Читаем Раса, нация, класс. Двусмысленные идентичности. полностью

Однако ясно и то, что эти разнообразные национальные усилия по изменению структурной позиции того или иного государства (то, что мы зачастую ошибочно называем «развитием») тем не менее влияют на миро-систему и на деле – в долгосрочной перспективе – реально преобразуют ее. Но это происходит только через посредство проявляющейся переменной их воздействия на сознание класса пролетариев на мировом уровне.

То есть, «центр» и «периферия» – это только выражения, обозначающие решающий момент системы присвоения буржуазией прибавочной стоимости. Упрощая до предела, можно сказать, что капитализм – это система, где прибавочная стоимость, производимая пролетарием, присваивается буржуа. Когда этот пролетарий находится в другой, по отношению к буржуа, стране, то одним из механизмов содействия процессу присвоения оказывается манипуляция движением потоков через границы государств. В результате появляются модели «неравного развития», которые и резюмированы

в понятиях «центра», «полупериферии» и «периферии». Это – интеллектуальный инструмент, который поможет проанализировать множественность форм классового конфликта в капиталистической миро-экономике.

8. МАРКС И ИСТОРИЯ: ПЛОДОТВОРНОЕ И НЕПЛОДОТВОРНОЕ ПРОЧТЕНИЕ[95]

И. Валлерстайн

Как правило, большинство исследователей (и в частности исследователи-марксисты) выказывают склонность ставить во главу угла своих интерпретаций скорее неоднозначные историографические идеи Маркса, разворачивая же соответствующий анализ, с легкостью пренебрегают его наиболее оригинальными и плодотворными идеями. Возможно, это и не неожиданно, но и не очень полезно.

Они говорят – у каждого свой Маркс, что, конечно же, правда. На деле, я бы даже добавил, что у каждого – два его Маркса, о чем и напоминают нам дебаты последних тридцати лет о наследии молодого Маркса, эпистемологическом разрыве и пр. Однако мои два Маркса не находятся в хронологической последовательности: разница между ними коренится в фундаментальном внутреннем противоречии внутри самой марксовской эпистемологии, откуда и возникают две различные историографии.

Так, с одной стороны, Маркс – это беззаветный борец против буржуазной либеральной мысли с ее антропологией, центрированной на понятии человеческой природы, с ее кантовскими категорическими императивами, с ее верованиями в медленное, но неизбежное улучшение человеческого естества, с ее озабоченностью индивидуальными поисками свободы. В противоположность этому понятийному набору, Маркс утверждал существование множественных социальных реальностей, каждая из которых обладает особой структурой и расположена в отдельном мире, определенном своим способом производства. Задачей для него было раскрыть то, как именно эти способы производства функционируют за их идеологическими покровами. Откуда следовало то, что именно верование в существование «всеобщих законов» как раз и препятствует постижению конкретных характеристик отдельных способов производства, обнаружению скрытых механизмов их функционирования и в конечном итоге ясному осознанию их исторической перспективы.

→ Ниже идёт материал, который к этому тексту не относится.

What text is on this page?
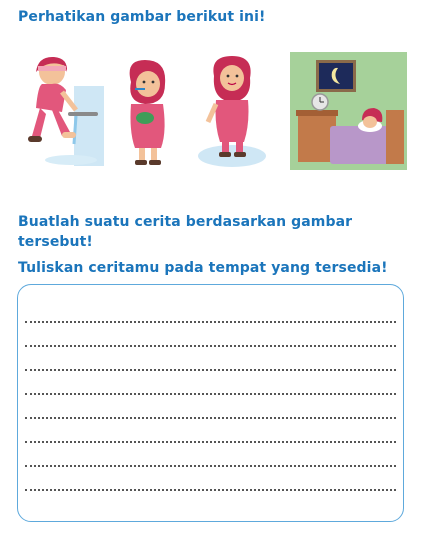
Perhatikan gambar berikut ini!
Buatlah suatu cerita berdasarkan gambar tersebut!
Tuliskan ceritamu pada tempat yang tersedia!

С другой стороны, Маркс принимал универсализм, поскольку придерживался идеи неумолимости исторического прогресса с ее линеарной антропологией. В этой интерпретации способы производства как бы выстраивались в ряд – подобно построению школьников по росту, – а именно в соответствии со степенью развития производительных сил. (Отсюда ясна причина общего смущения, вызываемого понятием азиатского способа производства, как бы играющего роль строптивого ученика, не желающего подчиняться общим правилам и строиться как положено).

Этот второй Маркс, очевидно, гораздо более приемлем для либералов, и с ним они всегда были готовы договориться – как интеллектуально, так и политически. Первый же Маркс много более неудобен. Его либералы боятся и отвергают, отказывая его построениям в интеллектуальной правомерности. Искуситель или спаситель, но единственно этот первый Маркс представляется мне интересным и до сих пор актуальным.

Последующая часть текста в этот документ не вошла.